OMG!! Today I had the biggest fashion dilemma EVER in the history of the WORLD!!!
The week had been unbelievably HOT and our A/C broke. Mom and Dad said it wasn’t “ecologically responsible” to drive around and around in the car with the A/C on. I was SO HOT I would have even been okay driving in Dad’s roach-mobile!!
But noooo, suddenly my parents were environmentalists or something!
So when my mom suggested we go to the community pool, I ignored the reasons I usually say no. (Overcrowded, screaming toddlers and pee in the pool, to start.) I said fine and Brianna danced around so much I got hotter just looking at her.
But when I went to grab my swimsuit, I couldn’t find it!! I searched EVERYWHERE!!
It wasn’t in my drawers or my closet. It wasn’t under my bed. It wasn’t in the laundry room.
“Tick tock, Nikki,” my mom said, when I asked her if she’d seen it. “If we don’t get there early, we won’t get in.”
I tried to remember the last time I’d worn my bathing suit, but I couldn’t!
“You can wear one of mine,” my mom said.
I almost DIED. First of all, one of my mom’s suits would NOT fit me. And even if they would, they’d be way too old lady! (No offense to my mom. But she’s not exactly a fashion icon.)
I was searching through the very back of my closet when my mom appeared in my doorway. “I’ve had this since before I had kids,” she said, with a sort of faraway look in her eyes. “I always hoped it would fit me again, but somehow I don’t think so.”
She tossed it on my bed and snapped, “Now, hurry up and let’s go.” I was almost afraid to look. But I was also sweating through my shorts and tank top. A swimming pool sounded like heaven right about then…
OMG. My mom’s suit was leopard print…but not regular, like black and tan, leopard. It was NEON pink and NEON green leopard print!

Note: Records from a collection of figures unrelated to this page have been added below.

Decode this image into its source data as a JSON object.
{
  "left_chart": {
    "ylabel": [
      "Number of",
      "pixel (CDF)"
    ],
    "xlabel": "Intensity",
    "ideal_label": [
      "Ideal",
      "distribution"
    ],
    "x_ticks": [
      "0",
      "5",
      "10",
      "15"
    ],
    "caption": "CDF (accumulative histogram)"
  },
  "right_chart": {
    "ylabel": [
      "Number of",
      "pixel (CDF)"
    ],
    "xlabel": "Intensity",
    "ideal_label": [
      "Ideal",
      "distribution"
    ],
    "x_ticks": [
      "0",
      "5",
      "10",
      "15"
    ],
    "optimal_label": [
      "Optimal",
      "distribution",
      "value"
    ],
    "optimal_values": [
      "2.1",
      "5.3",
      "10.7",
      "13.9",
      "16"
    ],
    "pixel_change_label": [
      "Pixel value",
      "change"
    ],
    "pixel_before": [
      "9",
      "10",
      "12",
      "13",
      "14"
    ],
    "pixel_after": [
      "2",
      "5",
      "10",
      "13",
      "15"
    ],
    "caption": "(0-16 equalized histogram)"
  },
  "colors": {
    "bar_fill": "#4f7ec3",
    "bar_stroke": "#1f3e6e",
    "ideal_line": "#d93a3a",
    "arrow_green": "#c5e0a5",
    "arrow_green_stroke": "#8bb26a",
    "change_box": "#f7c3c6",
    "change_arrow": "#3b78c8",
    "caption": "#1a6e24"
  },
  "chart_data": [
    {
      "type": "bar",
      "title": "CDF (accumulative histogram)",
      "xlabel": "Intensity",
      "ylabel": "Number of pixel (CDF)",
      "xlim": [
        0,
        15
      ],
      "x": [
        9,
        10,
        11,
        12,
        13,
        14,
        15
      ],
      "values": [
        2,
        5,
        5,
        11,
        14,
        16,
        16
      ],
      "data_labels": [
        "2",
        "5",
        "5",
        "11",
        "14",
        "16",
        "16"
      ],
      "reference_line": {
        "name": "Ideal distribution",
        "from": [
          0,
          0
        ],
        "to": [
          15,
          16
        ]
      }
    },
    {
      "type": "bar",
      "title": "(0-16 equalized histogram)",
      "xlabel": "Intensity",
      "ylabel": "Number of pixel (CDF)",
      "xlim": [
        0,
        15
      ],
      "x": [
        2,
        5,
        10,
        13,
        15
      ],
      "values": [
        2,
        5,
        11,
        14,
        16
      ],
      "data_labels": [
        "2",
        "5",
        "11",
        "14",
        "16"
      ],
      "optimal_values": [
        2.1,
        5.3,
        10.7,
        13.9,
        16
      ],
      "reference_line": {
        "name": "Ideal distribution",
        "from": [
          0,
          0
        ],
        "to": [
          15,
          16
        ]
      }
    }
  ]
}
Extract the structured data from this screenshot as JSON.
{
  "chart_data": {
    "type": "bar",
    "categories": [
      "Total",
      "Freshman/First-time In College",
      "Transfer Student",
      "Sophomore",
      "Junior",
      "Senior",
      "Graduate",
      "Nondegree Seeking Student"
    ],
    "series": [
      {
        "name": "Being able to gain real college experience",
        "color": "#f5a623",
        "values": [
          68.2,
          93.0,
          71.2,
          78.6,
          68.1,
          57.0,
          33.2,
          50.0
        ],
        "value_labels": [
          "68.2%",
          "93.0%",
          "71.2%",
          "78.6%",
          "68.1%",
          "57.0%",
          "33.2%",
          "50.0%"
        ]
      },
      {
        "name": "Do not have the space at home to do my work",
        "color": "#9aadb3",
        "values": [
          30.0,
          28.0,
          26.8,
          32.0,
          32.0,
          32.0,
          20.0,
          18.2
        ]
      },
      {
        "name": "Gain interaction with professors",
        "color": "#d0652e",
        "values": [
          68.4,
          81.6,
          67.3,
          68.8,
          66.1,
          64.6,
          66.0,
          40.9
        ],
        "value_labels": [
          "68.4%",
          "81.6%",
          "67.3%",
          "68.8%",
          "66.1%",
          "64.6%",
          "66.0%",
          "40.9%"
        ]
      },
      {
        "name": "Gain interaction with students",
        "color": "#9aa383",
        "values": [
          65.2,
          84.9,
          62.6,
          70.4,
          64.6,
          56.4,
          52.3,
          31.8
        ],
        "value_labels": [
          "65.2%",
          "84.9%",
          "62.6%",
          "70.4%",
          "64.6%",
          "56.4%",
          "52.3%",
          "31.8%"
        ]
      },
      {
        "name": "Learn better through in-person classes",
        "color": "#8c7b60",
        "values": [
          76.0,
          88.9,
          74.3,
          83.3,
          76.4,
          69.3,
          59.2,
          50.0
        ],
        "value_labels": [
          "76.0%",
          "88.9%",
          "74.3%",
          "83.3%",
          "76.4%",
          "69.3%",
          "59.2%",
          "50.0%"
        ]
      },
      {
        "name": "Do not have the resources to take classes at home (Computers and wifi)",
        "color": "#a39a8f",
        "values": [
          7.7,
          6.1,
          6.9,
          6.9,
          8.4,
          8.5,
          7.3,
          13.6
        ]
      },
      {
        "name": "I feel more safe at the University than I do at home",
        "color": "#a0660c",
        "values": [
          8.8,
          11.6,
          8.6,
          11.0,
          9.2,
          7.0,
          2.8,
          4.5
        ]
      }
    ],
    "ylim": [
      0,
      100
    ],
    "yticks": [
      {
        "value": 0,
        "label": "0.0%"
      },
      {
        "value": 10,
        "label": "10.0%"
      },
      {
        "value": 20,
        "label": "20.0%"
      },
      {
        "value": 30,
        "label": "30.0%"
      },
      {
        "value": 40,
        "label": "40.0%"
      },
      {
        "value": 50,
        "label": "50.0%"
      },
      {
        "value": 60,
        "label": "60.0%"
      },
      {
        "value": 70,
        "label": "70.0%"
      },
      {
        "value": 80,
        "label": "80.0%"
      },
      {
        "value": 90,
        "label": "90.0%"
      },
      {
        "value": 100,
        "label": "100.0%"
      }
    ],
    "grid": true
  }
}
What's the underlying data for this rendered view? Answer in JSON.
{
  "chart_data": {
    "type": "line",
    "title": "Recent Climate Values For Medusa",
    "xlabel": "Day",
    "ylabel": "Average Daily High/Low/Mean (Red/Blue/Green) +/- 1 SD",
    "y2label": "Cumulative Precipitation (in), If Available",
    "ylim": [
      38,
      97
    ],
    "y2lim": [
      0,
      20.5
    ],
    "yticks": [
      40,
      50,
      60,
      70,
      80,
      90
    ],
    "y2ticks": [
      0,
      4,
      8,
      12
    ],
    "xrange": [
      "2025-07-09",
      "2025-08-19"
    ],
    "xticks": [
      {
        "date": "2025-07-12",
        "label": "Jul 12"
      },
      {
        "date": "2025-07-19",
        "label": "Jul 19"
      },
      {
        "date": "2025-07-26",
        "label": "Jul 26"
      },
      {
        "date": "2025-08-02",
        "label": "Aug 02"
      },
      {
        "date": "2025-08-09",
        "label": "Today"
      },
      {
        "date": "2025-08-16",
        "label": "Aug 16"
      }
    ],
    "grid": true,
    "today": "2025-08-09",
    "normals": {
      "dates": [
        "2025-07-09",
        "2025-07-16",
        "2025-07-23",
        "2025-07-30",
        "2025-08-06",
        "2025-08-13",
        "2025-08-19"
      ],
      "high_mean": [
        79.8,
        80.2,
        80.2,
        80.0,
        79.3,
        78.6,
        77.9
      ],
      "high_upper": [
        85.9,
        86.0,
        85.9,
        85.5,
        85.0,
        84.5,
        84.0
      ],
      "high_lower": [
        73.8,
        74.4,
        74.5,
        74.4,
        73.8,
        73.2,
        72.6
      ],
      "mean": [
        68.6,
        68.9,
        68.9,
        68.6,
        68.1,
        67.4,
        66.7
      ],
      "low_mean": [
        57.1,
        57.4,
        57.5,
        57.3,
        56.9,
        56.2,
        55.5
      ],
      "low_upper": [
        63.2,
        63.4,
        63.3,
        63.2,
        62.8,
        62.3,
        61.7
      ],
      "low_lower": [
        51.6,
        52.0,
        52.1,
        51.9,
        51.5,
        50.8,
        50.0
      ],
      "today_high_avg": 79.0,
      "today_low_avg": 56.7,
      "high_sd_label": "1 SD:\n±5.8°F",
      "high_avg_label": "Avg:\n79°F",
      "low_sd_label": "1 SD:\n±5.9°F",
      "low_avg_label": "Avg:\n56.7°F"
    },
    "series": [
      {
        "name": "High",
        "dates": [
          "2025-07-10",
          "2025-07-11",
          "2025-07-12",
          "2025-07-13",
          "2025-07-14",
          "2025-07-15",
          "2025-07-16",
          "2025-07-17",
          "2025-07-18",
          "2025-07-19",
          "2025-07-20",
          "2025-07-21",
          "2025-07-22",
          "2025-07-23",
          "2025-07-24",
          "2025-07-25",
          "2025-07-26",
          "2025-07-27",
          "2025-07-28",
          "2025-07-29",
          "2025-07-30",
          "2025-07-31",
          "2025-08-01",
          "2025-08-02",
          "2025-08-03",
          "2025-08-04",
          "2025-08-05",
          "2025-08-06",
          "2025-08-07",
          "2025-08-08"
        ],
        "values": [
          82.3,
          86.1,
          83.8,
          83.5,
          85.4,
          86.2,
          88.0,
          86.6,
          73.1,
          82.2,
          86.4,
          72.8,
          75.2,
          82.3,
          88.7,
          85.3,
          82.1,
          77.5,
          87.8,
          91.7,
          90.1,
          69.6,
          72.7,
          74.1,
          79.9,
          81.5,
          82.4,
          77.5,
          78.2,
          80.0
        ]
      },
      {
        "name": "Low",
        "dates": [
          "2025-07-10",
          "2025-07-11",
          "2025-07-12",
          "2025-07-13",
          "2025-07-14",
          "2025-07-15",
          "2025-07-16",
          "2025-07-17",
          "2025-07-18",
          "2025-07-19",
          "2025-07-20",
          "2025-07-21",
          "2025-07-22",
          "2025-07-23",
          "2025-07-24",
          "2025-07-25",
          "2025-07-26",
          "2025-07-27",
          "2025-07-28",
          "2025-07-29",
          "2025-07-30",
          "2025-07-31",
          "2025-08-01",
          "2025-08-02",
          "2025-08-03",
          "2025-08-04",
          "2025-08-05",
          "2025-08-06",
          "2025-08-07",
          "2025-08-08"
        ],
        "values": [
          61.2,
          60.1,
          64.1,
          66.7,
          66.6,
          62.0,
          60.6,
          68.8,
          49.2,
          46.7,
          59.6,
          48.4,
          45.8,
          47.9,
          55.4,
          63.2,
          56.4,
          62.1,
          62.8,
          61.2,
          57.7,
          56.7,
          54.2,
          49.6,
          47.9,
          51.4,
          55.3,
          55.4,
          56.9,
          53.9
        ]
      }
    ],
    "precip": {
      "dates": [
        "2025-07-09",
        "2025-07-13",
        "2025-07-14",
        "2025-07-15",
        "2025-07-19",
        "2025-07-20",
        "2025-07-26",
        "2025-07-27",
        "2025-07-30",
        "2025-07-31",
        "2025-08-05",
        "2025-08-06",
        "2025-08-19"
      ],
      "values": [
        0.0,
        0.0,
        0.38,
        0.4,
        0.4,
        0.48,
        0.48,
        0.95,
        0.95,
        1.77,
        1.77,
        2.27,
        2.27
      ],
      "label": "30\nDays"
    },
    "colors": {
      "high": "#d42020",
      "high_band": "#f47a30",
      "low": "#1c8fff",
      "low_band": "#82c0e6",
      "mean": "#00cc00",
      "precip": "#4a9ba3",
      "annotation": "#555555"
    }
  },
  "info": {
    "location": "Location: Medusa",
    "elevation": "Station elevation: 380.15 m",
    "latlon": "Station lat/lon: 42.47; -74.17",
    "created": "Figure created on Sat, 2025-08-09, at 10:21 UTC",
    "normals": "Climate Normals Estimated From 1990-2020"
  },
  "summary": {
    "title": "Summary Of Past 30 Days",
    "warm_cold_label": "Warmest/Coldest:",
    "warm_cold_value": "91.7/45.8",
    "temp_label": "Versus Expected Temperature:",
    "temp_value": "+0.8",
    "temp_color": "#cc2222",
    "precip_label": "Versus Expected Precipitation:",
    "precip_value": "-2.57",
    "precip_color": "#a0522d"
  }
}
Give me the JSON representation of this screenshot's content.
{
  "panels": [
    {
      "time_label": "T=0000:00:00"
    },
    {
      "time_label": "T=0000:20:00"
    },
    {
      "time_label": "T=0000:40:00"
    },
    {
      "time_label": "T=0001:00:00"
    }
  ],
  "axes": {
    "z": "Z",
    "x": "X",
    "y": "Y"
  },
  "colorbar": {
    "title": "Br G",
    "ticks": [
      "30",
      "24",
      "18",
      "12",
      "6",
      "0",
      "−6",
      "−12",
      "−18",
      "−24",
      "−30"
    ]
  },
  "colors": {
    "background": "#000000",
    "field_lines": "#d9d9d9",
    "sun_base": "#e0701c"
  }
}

Things only got more confusing from there. I couldn’t figure out whether it was a one-piece or a two-piece. It all held together in one piece when I picked it up, but there were way more holes than I knew what to do with.
When I finally got it on, I stared in horror at the mirror. It fit…I guess? But it was like the bathing suit couldn’t decide whether it wanted to be a one-piece or a two-piece. It was all connected like a one piece, but it had this giant cutout in the stomach and the middle of the back. The 1980’s had come to haunt me and I would be forever scarred.
“Yikes,” Brianna said from the doorway.
I almost went over and slammed the door in her face, but she was holding out a suit, too. For a second I thought maybe she’d found mine.
“You can wear this one,” she said. “I stretched it out too much playing tug of war with Daisy.”
I sighed. It couldn’t be worse than Mom’s Technicolor leopard monstrosity. Could it?
I put it on and…it depends how you define worse. It was a little tight. And faded. And linty. And it had My Little Ponies all over it. Plus a ruffle on the butt.
I only had a minute to decide, because by this time, Mom was honking from the driveway.
I grabbed my towel and headed for the door. I figured it was sort of…retro? In a better way than Mom’s suit, which was ACTUALLY retro.
So, now we’re in the car on the way to the pool and I’m just keeping my fingers crossed I don’t see ANYONE I know!!! Otherwise, I’m going to be known as Pony Ruffle Butt forever!!